Question

The sum of 6 consecutive odd numbers is 20. What is the fourth number in this sequence?

Answer 1

There is no such sequence of `6` consecutive odd numbers.

Explanation:

Denote the fourth number by `n`.

Then the six numbers are:

`n-6, n-4, n-2, color(blue)(n), n+2, n+4`

and we have:

`20 = (n-6)+(n-4)+(n-2)+n+(n+2)+(n+4)`

`color(white)(20) = (n-6)+5n`

`color(white)(20) = 6n-6`

Add `6` to both ends to get:

`26 = 6n`

Divide both sides by `6` and transpose to find:

`n = 26/6 = 13/3`

Hmmm. That is not an integer, let alone an odd integer.

So there is no suitable sequence of `6` consecutive odd integers.

`color(white)()`
What are the possible sums of a sequence of `6` consecutive odd numbers?

Let the average of the numbers be the even number `2k` where `k` is an integer.

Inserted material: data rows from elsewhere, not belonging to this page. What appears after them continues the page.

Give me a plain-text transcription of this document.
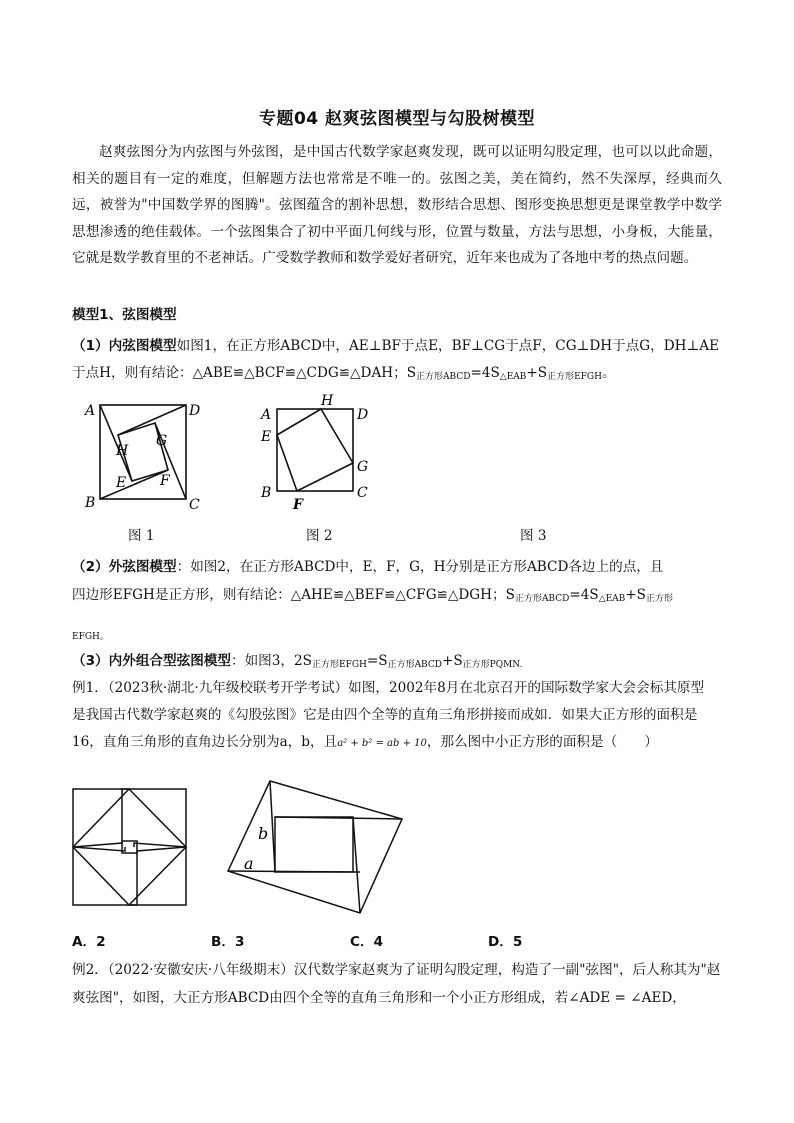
专题04 赵爽弦图模型与勾股树模型
赵爽弦图分为内弦图与外弦图，是中国古代数学家赵爽发现，既可以证明勾股定理，也可以以此命题，相关的题目有一定的难度，但解题方法也常常是不唯一的。弦图之美，美在简约，然不失深厚，经典而久远，被誉为"中国数学界的图腾"。弦图蕴含的割补思想，数形结合思想、图形变换思想更是课堂教学中数学思想渗透的绝佳载体。一个弦图集合了初中平面几何线与形，位置与数量，方法与思想，小身板，大能量，它就是数学教育里的不老神话。广受数学教师和数学爱好者研究，近年来也成为了各地中考的热点问题。
模型1、弦图模型
（1）内弦图模型如图1，在正方形ABCD中，AE⊥BF于点E，BF⊥CG于点F，CG⊥DH于点G，DH⊥AE
于点H，则有结论：△ABE≌△BCF≌△CDG≌△DAH；$S_{正方形ABCD}=4S_{\triangle EAB}+S_{正方形EFGH}$。
A	D
H
G
E F
B	C
A
H
D
E
G
B
F
C
图 1	图 2	图 3
（2）外弦图模型：如图2，在正方形ABCD中，E，F，G，H分别是正方形ABCD各边上的点，且
四边形EFGH是正方形，则有结论：△AHE≌△BEF≌△CFG≌△DGH；$S_{正方形ABCD}=4S_{\triangle EAB}+S_{正方形}$
EFGH。
（3）内外组合型弦图模型：如图3，$2S_{正方形EFGH}=S_{正方形ABCD}+S_{正方形PQMN.}$
例1．（2023秋·湖北·九年级校联考开学考试）如图，2002年8月在北京召开的国际数学家大会会标其原型
是我国古代数学家赵爽的《勾股弦图》它是由四个全等的直角三角形拼接而成如．如果大正方形的面积是
16，直角三角形的直角边长分别为a，b，且a² + b² = ab + 10，那么图中小正方形的面积是（　　）
b
a
A．2	B．3	C．4	D．5
例2．（2022·安徽安庆·八年级期末）汉代数学家赵爽为了证明勾股定理，构造了一副"弦图"，后人称其为"赵
爽弦图"，如图，大正方形ABCD由四个全等的直角三角形和一个小正方形组成，若∠ADE = ∠AED，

Then the six consectuvie odd numbers are:

`2k-5, 2k-3, 2k-1, 2k+1, 2k+3, 2k+5`

Their sum is:

`(2k-5)+(2k-3)+(2k-1)+(2k+1)+(2k+3)+(2k+5) = 12k`

So any multiple of `12` is a possible sum.

Perhaps the sum in the question should have been `120` rather than `20`. Then the fourth number would be `21`.